Un moyen d’enfin réaliser la promesse des wikis d’entreprise, qui avaient connu un engouement dans les années 2000, mais qui s’étaient heurté à un problème d’obsolescence rapide de l’information. Dans un secteur d’activité tel que la banque, un conseiller clientèle doit accéder à une multitude d’applications professionnelles, souvent en se reconnectant à chaque fois, pour trouver une information donnée.

Des réponses immédiates

Le conversationnel pourrait être d’une grande utilité, en répondant immédiatement à des interrogations telles que “à combien est le taux de nos prêts immo aujourd’hui” ou encore “quel est le process pour la création d’un compte pro pour un médecin ?”. L’essor des assistants vocaux participe également de cette tendance.Si pour le moment, les Google Home et autres Alexa (sans oublier Cortana de Microsoft) ont surtout envahi les living rooms des foyers américains, ils pourraient trouver une utilité dans l’entreprise. Un acteur comme Atlassian (concurrent de Slack et MS Teams avec son service HipChat) a déjà démontré le projet VoiceMyBot qui a pour objectif de doter Alexa de capacités à livrer des reporting sur l’activité de l’entreprise, mais aussi à réaliser des actions via commande vocale (« Alexa, redémarre le serveur »).

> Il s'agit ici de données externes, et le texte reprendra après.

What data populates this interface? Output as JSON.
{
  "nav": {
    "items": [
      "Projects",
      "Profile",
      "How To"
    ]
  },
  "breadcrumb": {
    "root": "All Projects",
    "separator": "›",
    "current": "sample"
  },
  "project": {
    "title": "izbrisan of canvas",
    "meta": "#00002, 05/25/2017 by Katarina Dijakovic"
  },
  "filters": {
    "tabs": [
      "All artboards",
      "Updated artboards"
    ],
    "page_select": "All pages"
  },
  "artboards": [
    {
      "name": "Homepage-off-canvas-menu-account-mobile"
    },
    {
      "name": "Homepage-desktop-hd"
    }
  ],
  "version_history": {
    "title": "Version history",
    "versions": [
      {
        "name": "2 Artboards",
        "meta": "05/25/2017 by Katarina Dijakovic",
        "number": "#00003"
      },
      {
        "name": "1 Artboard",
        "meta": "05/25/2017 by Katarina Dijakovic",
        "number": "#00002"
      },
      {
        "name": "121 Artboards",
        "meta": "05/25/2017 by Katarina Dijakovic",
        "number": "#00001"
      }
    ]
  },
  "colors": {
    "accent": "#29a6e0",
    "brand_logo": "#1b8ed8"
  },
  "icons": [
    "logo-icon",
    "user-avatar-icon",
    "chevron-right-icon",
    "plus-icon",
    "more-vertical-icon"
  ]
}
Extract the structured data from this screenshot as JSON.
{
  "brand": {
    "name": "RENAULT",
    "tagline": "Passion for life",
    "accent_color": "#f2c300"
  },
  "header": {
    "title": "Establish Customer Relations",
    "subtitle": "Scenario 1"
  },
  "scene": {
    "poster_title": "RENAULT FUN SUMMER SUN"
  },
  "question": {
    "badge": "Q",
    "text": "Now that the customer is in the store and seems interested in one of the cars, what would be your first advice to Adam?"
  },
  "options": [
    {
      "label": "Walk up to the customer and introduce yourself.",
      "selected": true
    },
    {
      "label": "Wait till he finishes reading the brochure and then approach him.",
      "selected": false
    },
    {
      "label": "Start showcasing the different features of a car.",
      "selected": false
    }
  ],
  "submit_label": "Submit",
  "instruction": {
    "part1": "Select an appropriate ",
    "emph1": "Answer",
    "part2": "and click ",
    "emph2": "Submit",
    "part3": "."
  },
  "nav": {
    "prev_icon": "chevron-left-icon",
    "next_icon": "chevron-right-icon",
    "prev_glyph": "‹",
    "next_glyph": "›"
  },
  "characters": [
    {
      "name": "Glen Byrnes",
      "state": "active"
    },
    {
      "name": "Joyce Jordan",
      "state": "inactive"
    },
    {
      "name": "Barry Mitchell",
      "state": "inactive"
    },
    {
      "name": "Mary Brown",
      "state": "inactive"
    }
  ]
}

IBM a également montré l’utilisation de l’IA et de la reconnaissance du langage naturel pour la réalisation automatique des comptes rendus de réunion, tâche que pourrait donc à terme accomplir un assistant vocal dans le contexte de l’entreprise.Les entreprises peuvent dès aujourd’hui se lancer dans des démarches d’expérimentation pour valider l’appétence de leurs collaborateurs envers les services conversationnels, car il existe de nombreux outils sur le marché pour créer facilement des chatbots internes. La démarche à adopter devra cependant être humble et expérimentale, car le sujet, bien que promis à un bel avenir, est encore naissant.